サステナビリティが企業価値を高める

今回の読書メモは「広報会議2018年7月号:特集 サステナビリティが企業価値を高める・広報担当者のためのSDGs入門」(宣伝会議)です。

去年は様々なビジネス誌で特集が組まれてひと段落してましたが、やっと広報会議さんでSDGs特集がありました。サステナビリティという概念をそろそろ、広報やコーポレートコミュニケーションの人にも知ってもらいたいと思っていたところです。

事例としては、伊藤園、オムロン、住友化学、イオン、サラヤ、などがありました。SDGsに関する取り組みの先進企業ということでよくみる企業だと思います。コラム的に、ファーストリテイリング、吉本興業、学研イノベーション、大日本印刷、NTTデータ、コニカミノルタ、日本郵船、などの企業事例がありました。

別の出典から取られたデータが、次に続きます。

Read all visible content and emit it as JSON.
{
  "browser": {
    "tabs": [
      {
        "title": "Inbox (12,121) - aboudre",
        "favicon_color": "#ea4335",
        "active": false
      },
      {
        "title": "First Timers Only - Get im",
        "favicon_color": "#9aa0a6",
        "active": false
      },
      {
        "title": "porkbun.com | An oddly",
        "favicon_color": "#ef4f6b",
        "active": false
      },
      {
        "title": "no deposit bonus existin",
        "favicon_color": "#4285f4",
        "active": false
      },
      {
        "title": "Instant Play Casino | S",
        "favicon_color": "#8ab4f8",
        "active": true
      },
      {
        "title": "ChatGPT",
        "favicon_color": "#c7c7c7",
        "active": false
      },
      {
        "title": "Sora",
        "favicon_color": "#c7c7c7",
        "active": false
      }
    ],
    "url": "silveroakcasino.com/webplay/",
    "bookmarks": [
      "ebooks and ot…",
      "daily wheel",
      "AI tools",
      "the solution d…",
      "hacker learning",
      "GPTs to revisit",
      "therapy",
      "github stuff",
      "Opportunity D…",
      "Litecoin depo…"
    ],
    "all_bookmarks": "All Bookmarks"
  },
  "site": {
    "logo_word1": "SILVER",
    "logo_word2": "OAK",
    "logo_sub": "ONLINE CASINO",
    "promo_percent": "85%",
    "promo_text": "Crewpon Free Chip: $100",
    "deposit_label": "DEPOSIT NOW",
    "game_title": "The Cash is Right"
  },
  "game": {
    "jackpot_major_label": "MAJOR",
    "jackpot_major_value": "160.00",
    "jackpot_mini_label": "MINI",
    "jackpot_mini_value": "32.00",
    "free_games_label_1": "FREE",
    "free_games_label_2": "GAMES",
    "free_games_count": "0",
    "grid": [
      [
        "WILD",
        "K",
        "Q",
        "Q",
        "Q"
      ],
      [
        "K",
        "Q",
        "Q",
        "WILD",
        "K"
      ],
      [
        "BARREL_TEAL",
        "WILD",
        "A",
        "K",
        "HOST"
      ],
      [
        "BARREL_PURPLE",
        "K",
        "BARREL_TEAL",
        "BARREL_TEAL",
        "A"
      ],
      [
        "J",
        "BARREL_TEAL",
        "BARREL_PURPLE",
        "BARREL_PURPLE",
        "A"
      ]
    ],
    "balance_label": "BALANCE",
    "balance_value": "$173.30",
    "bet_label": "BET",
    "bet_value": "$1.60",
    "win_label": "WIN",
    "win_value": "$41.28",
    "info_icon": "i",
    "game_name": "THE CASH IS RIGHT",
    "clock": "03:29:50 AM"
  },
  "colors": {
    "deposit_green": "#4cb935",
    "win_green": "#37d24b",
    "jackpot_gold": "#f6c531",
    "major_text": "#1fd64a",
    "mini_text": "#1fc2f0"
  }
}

これらの企業の事例を改めて見るに、SDGsがはじまった3年程度でどうにかした、というよりは以前からCSR/CSVの活動をしっかりやっていて、その応用編としてSDGsというフレームワークに対応している、という感想です。あとは、経営層が組織としてコミットメントしているかどうか、でしょうか。

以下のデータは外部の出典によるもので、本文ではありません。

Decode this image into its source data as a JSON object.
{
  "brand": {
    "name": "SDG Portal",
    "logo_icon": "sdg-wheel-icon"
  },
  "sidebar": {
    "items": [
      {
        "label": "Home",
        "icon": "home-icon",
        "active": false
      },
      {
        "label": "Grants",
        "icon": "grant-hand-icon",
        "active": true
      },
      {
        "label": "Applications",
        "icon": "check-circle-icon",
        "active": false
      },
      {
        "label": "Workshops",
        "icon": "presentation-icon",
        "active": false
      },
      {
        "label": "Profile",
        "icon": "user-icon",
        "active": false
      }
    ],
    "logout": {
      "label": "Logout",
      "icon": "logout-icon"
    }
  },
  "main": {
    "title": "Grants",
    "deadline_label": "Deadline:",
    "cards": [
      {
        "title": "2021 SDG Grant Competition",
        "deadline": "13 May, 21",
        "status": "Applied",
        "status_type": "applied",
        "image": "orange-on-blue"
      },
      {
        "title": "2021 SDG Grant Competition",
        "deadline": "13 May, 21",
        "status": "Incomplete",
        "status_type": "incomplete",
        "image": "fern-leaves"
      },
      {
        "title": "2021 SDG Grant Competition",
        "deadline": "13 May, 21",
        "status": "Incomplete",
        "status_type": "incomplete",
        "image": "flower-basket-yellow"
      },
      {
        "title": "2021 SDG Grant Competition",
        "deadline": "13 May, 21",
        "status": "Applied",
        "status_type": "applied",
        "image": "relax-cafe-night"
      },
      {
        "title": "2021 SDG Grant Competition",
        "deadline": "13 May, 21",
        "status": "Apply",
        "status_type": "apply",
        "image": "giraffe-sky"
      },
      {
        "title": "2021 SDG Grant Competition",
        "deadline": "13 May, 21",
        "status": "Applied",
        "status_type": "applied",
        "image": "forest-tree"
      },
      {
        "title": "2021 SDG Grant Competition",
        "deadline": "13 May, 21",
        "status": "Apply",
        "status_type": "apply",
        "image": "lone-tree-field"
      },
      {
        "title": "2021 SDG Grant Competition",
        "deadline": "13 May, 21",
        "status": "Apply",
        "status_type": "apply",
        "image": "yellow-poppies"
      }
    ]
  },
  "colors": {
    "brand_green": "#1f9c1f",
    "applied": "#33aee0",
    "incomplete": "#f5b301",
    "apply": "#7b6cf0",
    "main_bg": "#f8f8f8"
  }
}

以前から言っているように、CSR/CSV/SDGsは成果が生まれる(価値を最大化できる)場面は数年から十数年後なんですよ。どの事例をみても、CSR活動を本格的に始めた1年目で著しい成果が生まれているなんて皆無です。

ごく当たり前な話ですが、地道にそれなりのリソースをかけて継続した取り組みをした企業が、競合より一歩先に進めるのですね。この手の話って、目に見えた成果創出は時間がかかるので「いつスタートしたか」も結構重要なんです。単純にセンスがない企業でも(!)、スタートが早いだけで業界内でトップになれますから。

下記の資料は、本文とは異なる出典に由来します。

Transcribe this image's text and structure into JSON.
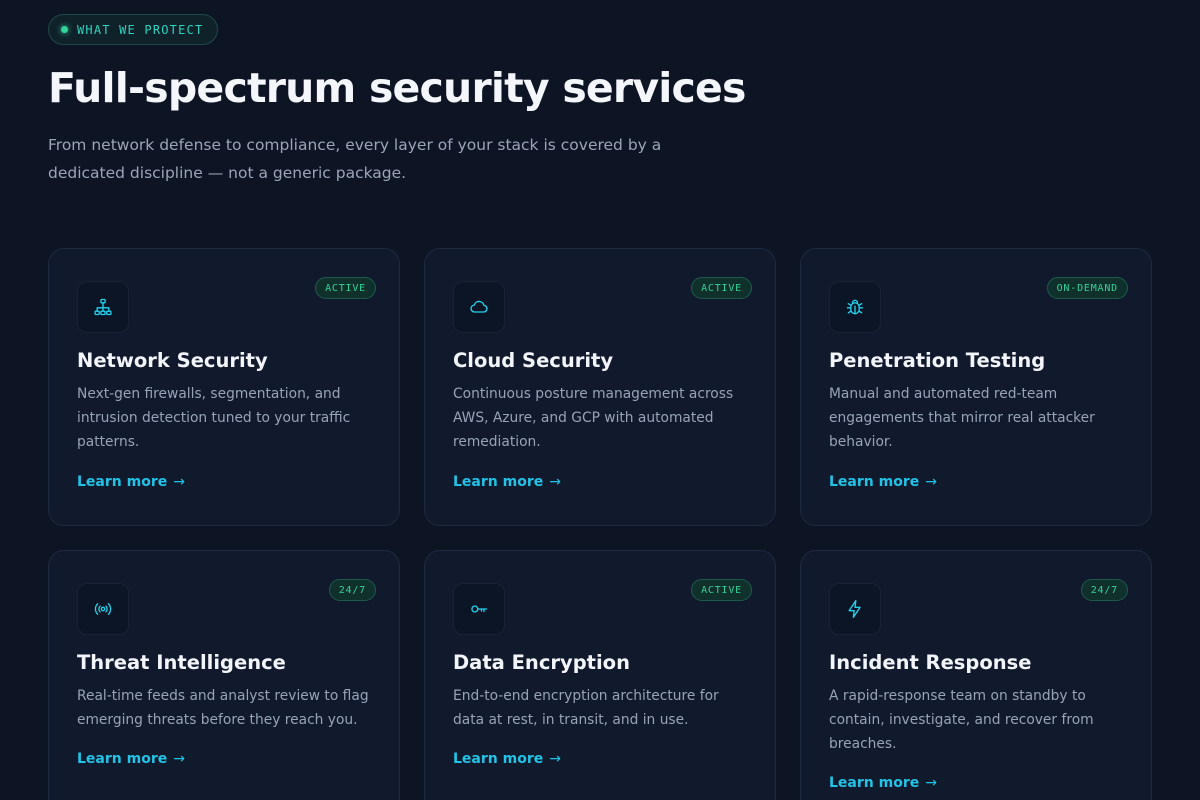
{
  "eyebrow": "WHAT WE PROTECT",
  "title": "Full-spectrum security services",
  "subtitle": "From network defense to compliance, every layer of your stack is covered by a dedicated discipline — not a generic package.",
  "colors": {
    "background": "#0d1424",
    "card": "#111a2d",
    "accent": "#22d3ee",
    "badge": "#34d399"
  },
  "cards": [
    {
      "icon": "network-icon",
      "badge": "ACTIVE",
      "title": "Network Security",
      "description": "Next-gen firewalls, segmentation, and intrusion detection tuned to your traffic patterns.",
      "link": "Learn more",
      "arrow": "→"
    },
    {
      "icon": "cloud-icon",
      "badge": "ACTIVE",
      "title": "Cloud Security",
      "description": "Continuous posture management across AWS, Azure, and GCP with automated remediation.",
      "link": "Learn more",
      "arrow": "→"
    },
    {
      "icon": "bug-icon",
      "badge": "ON-DEMAND",
      "title": "Penetration Testing",
      "description": "Manual and automated red-team engagements that mirror real attacker behavior.",
      "link": "Learn more",
      "arrow": "→"
    },
    {
      "icon": "radio-icon",
      "badge": "24/7",
      "title": "Threat Intelligence",
      "description": "Real-time feeds and analyst review to flag emerging threats before they reach you.",
      "link": "Learn more",
      "arrow": "→"
    },
    {
      "icon": "key-icon",
      "badge": "ACTIVE",
      "title": "Data Encryption",
      "description": "End-to-end encryption architecture for data at rest, in transit, and in use.",
      "link": "Learn more",
      "arrow": "→"
    },
    {
      "icon": "bolt-icon",
      "badge": "24/7",
      "title": "Incident Response",
      "description": "A rapid-response team on standby to contain, investigate, and recover from breaches.",
      "link": "Learn more",
      "arrow": "→"
    }
  ]
}
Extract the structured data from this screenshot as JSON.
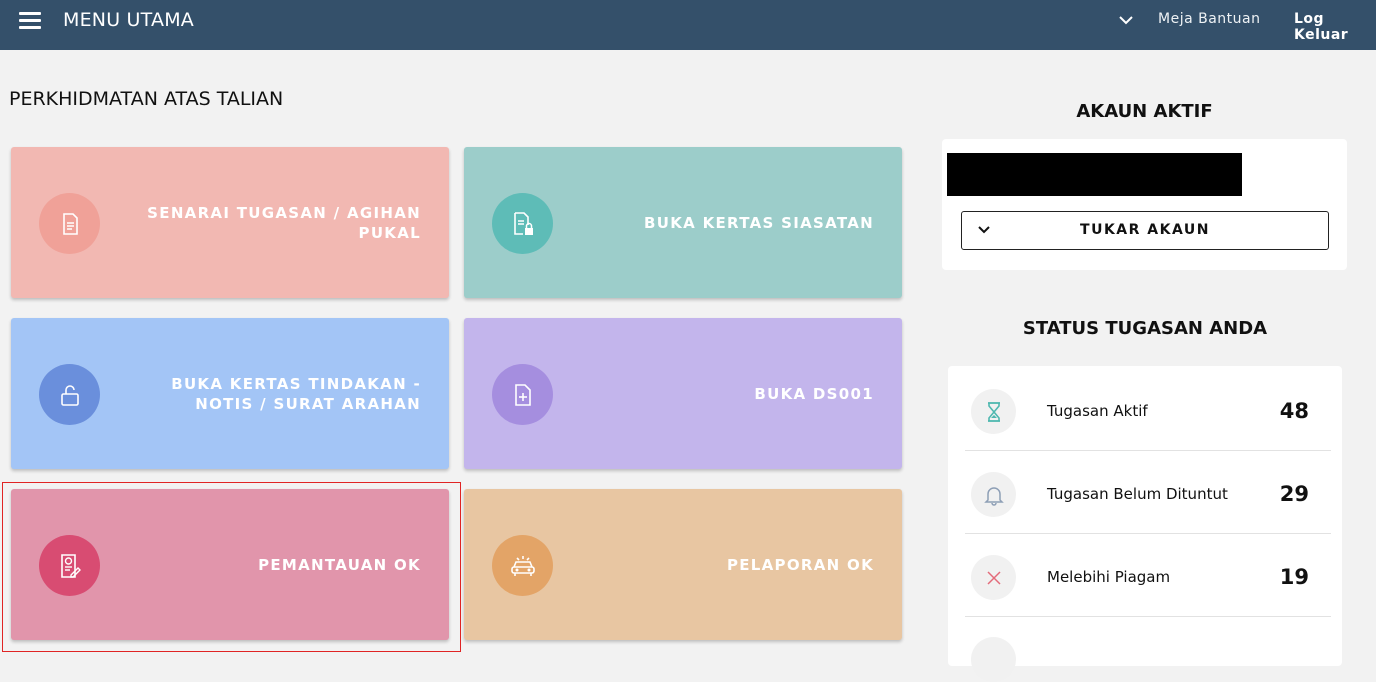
{
  "header": {
    "title": "MENU UTAMA",
    "help": "Meja Bantuan",
    "logout": "Log Keluar"
  },
  "main": {
    "section_title": "PERKHIDMATAN ATAS TALIAN",
    "tiles": [
      {
        "label": "SENARAI TUGASAN / AGIHAN PUKAL",
        "icon": "document-list-icon",
        "bg": "#f2b8b2",
        "circle": "#f0a198"
      },
      {
        "label": "BUKA KERTAS SIASATAN",
        "icon": "document-lock-icon",
        "bg": "#9ccdca",
        "circle": "#5ebcb7"
      },
      {
        "label": "BUKA KERTAS TINDAKAN - NOTIS / SURAT ARAHAN",
        "icon": "padlock-open-icon",
        "bg": "#a3c5f6",
        "circle": "#6a8fdc"
      },
      {
        "label": "BUKA DS001",
        "icon": "document-plus-icon",
        "bg": "#c3b5ec",
        "circle": "#a58edf"
      },
      {
        "label": "PEMANTAUAN OK",
        "icon": "monitoring-document-icon",
        "bg": "#e195ab",
        "circle": "#d84c72"
      },
      {
        "label": "PELAPORAN OK",
        "icon": "car-report-icon",
        "bg": "#e8c6a2",
        "circle": "#e3a467"
      }
    ]
  },
  "account": {
    "title": "AKAUN AKTIF",
    "switch_label": "TUKAR AKAUN"
  },
  "status": {
    "title": "STATUS TUGASAN ANDA",
    "rows": [
      {
        "label": "Tugasan Aktif",
        "count": "48",
        "icon": "hourglass-icon"
      },
      {
        "label": "Tugasan Belum Dituntut",
        "count": "29",
        "icon": "bell-icon"
      },
      {
        "label": "Melebihi Piagam",
        "count": "19",
        "icon": "close-icon"
      }
    ]
  }
}
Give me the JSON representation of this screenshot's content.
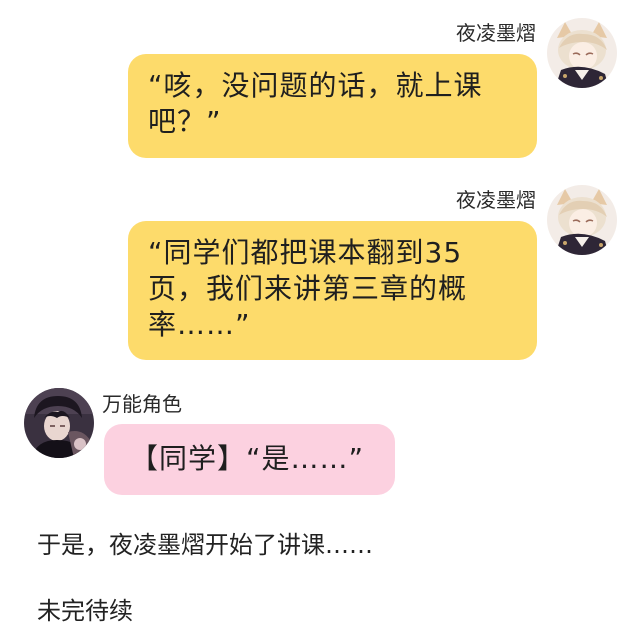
{
  "messages": [
    {
      "sender": "夜凌墨熠",
      "side": "right",
      "bubble_color": "#fddb6b",
      "avatar_icon": "anime-girl-cat-ears-avatar-icon",
      "lines": [
        "“咳，没问题的话，就上课",
        "吧？”"
      ]
    },
    {
      "sender": "夜凌墨熠",
      "side": "right",
      "bubble_color": "#fddb6b",
      "avatar_icon": "anime-girl-cat-ears-avatar-icon",
      "lines": [
        "“同学们都把课本翻到35",
        "页，我们来讲第三章的概",
        "率……”"
      ]
    },
    {
      "sender": "万能角色",
      "side": "left",
      "bubble_color": "#fcd1e0",
      "avatar_icon": "anime-boy-dark-avatar-icon",
      "lines": [
        "【同学】“是……”"
      ]
    }
  ],
  "narration": [
    "于是，夜凌墨熠开始了讲课……",
    "未完待续"
  ]
}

本書で残念なのはSDGsのどのあたりが企業価値向上に貢献するのかというエビデンスが足りないところでしょうか。精神論や哲学としてのグローバル・スタンダード対応は理解できますが、広報会議だったらもう一歩踏み込んだ広報視点のレポートが読みたかったかな。事例がいわゆる活動の話がほとんどで、コミュニケーションやステークホルダー・エンゲージメントの話はあまりなかったです。

広報に近いCSR担当者はもちろんのこと、概要を知りたい方にはよい特集かと思いました。